(04 de Agosto de 2023, in diário “As Beiras”)
É que de coisas menores (?) se
desimportam os consumidores… em prol dos fornecedores!
“Uma avaria no fecho
das portas de um automóvel, uma deslocação à oficina, a reparação efectuada e a
factura respectiva apresentada no acto.
Volvidos 7 meses, de novo a avaria no fecho das portas.

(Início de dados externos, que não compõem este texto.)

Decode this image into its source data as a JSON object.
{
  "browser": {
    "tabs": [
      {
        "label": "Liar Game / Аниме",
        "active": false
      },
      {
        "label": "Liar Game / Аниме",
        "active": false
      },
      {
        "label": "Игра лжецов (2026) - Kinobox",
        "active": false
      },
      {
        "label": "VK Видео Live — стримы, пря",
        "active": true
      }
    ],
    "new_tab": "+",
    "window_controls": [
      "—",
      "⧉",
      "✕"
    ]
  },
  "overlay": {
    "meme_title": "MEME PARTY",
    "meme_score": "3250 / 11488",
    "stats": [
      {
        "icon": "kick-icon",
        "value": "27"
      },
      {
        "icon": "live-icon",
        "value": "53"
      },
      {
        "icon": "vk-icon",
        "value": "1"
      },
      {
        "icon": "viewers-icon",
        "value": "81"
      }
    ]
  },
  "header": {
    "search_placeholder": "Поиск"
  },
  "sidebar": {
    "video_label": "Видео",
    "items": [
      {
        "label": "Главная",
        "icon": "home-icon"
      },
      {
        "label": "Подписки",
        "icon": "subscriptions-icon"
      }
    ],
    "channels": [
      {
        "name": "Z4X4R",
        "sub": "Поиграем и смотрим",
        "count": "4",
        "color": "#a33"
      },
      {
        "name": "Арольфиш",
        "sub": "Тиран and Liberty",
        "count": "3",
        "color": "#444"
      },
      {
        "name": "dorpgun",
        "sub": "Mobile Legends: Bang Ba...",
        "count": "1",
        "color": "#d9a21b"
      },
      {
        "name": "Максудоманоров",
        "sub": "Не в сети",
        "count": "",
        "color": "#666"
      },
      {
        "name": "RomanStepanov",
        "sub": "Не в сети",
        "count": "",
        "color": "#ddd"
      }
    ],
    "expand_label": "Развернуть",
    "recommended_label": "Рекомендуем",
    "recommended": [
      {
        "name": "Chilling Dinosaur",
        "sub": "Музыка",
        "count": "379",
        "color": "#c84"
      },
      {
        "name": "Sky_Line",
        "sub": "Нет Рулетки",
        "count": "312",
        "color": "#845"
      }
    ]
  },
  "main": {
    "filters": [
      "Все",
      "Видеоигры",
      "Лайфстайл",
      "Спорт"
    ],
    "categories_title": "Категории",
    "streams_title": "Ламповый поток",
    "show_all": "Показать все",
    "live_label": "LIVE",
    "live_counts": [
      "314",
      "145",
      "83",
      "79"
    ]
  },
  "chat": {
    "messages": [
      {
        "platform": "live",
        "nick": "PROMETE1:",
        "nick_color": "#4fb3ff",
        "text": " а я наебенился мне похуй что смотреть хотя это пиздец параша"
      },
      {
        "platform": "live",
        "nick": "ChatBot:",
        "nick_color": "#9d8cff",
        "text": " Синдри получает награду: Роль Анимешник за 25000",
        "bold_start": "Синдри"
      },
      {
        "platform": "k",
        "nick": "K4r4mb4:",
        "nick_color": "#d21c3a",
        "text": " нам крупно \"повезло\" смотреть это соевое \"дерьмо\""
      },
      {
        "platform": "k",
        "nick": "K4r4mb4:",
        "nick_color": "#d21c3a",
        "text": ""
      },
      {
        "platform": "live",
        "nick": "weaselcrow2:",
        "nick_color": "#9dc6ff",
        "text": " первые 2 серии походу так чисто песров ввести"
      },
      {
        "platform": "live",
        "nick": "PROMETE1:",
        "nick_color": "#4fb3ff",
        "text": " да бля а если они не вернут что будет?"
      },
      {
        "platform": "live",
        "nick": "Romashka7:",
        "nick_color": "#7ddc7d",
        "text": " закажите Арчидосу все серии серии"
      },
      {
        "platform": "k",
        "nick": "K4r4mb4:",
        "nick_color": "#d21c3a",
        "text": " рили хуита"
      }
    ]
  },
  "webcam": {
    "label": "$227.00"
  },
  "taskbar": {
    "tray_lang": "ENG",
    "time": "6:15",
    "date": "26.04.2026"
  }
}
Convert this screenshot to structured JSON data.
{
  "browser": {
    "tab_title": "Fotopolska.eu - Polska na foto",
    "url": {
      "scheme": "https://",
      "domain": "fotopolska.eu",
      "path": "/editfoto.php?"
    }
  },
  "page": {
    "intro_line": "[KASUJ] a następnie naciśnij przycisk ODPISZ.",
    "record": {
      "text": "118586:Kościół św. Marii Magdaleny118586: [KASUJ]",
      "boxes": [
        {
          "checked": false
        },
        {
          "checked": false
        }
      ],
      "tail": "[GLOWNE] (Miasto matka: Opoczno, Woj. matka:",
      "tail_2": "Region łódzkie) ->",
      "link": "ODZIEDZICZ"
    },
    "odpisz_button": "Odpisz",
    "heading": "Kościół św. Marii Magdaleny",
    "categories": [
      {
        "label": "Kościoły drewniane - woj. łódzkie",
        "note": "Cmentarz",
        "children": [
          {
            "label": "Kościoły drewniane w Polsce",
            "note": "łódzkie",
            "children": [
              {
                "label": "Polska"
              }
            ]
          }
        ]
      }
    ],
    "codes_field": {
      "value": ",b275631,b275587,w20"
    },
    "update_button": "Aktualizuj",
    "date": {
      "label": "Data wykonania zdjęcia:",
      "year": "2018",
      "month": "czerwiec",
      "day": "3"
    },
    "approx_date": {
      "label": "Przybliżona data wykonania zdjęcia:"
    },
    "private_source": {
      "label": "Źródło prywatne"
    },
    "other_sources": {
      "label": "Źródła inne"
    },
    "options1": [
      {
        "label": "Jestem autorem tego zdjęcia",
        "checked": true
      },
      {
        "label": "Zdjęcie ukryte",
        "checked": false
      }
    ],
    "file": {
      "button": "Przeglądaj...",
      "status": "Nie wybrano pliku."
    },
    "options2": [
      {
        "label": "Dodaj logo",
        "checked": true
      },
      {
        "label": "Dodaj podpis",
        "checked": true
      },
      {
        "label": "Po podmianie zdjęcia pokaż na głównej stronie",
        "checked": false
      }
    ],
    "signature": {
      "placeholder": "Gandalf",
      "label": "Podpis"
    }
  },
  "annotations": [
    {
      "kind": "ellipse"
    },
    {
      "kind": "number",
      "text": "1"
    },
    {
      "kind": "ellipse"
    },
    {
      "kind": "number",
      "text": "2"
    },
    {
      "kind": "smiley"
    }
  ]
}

Exactamente das portas que haviam sido reparadas. O regresso à oficina. A
exigência de reparação. E, na recolha do veículo, nova factura. Cento e noventa
euros.
O consumidor pagou. Mas ficou a ruminar na ideia. Então não
era a mesma avaria? E estas reparações não têm garantia?”
É que a reparação
Também tem garantia
São 3 anos sem excepção,
Sem qualquer ‘amnistia’…
Perante a questão suscitada, convém consultar a Lei da Compra
e Venda dos Bens de Consumo em que se regram os aspectos inerentes às
garantias:
1.
A
Lei da Compra e Venda dos Bens de Consumo de 18 de Outubro de 2021, em que de
novo se disciplina a garantia de coisas móveis e imóveis, diz de modo expresso na
al. b) do n.º 1 do seu art.º 3.º:
“O
presente [regime] aplica-se aos bens [reparados] no âmbito de um contrato de
prestação de serviços”.
2.
Ora,
de harmonia com o n.º 1 do seu art.º 12.º, sob a epígrafe “responsabilidade do
profissional em caso de [não] conformidade”, se prescreve que
“o profissional é responsável por
qualquer [não] conformidade que se manifeste no prazo de três anos a contar da
entrega do bem.”
3.
Logo,
consumidor, após a reparação beneficia de uma garantia de 3 anos sobre os
pontos específicos objecto da intervenção do profissional, no caso da oficina.
4.
Não
terá, por conseguinte, de efectuar qualquer pagamento como se fosse uma nova e
distinta reparação, quando, afinal, da mesma avaria se tratou.
5.
A
cobrança do montante a que se alude – 190 € - é susceptível de configurar um crime de especulação, previsto e punido
pela Lei Penal do Consumo de 1984, no seu art.º 35.
6.
A
moldura penal da especulação comina com prisão e multa: prisão de seis meses a
três anos e multa não inferior a 100 dias, sendo que cada um dos dias, no
limite, pode atingir 500 €.
7.
Até
se acredita que seja por ignorância do responsável pela oficina que a factura
do serviço prestado haja sido apresentada.
8.
No
entanto, a ignorância, neste passo não escusa.
9.
Claro
que há para aí umas ‘histórias’ mal contadas quando, em estudo recente,
encomendado pela Direcção-Geral do Consumidor, se afirma que cerca de 90% dos agentes
económicos conhecem os direitos dos consumidores. O que é redondamente falso
porque a informação, nem sequer a mais elementar, como no caso, lhes chega… por
incumprimento do Estado da sua missão de informar por mor do art.º 4.º da Lei
34/2004 e do art.º 50 do DL 84/2021!
EM CONCLUSÃO
a.
A
Lei da Compra e Venda de Bens de Consumo
não se restringe simplesmente, como o nome sugere, à compra e venda, antes se
aplica também à empreitada, a outras prestações de serviços e à locação de bens
móveis e imóveis (DL 84/2021: art.º 3.º)
b.
Aplica-se,
por conseguinte a qualquer reparação de um bem móvel, como no caso (DL 84/2021:
al. b) do n.º 1 do art.º 3.º)
c.
O
profissional é responsável por qualquer [não] conformidade que se manifeste no prazo
de três anos a contar da entrega do bem, ou seja, uma qualquer reparação tem
uma garantia de três anos (DL 84/2021: n.º 1 do art.º 12)
d.
Pretendendo
o profissional cobrar um serviço coberto pela garantia, comete, ao que parece,
um crime de especulação (DL 28/84: art.º 35)
e.
A
moldura penal do crime de especulação é de prisão e multa: seis meses a três
anos de prisão e multa não inferior a 100 dias (Dl28/84: idem).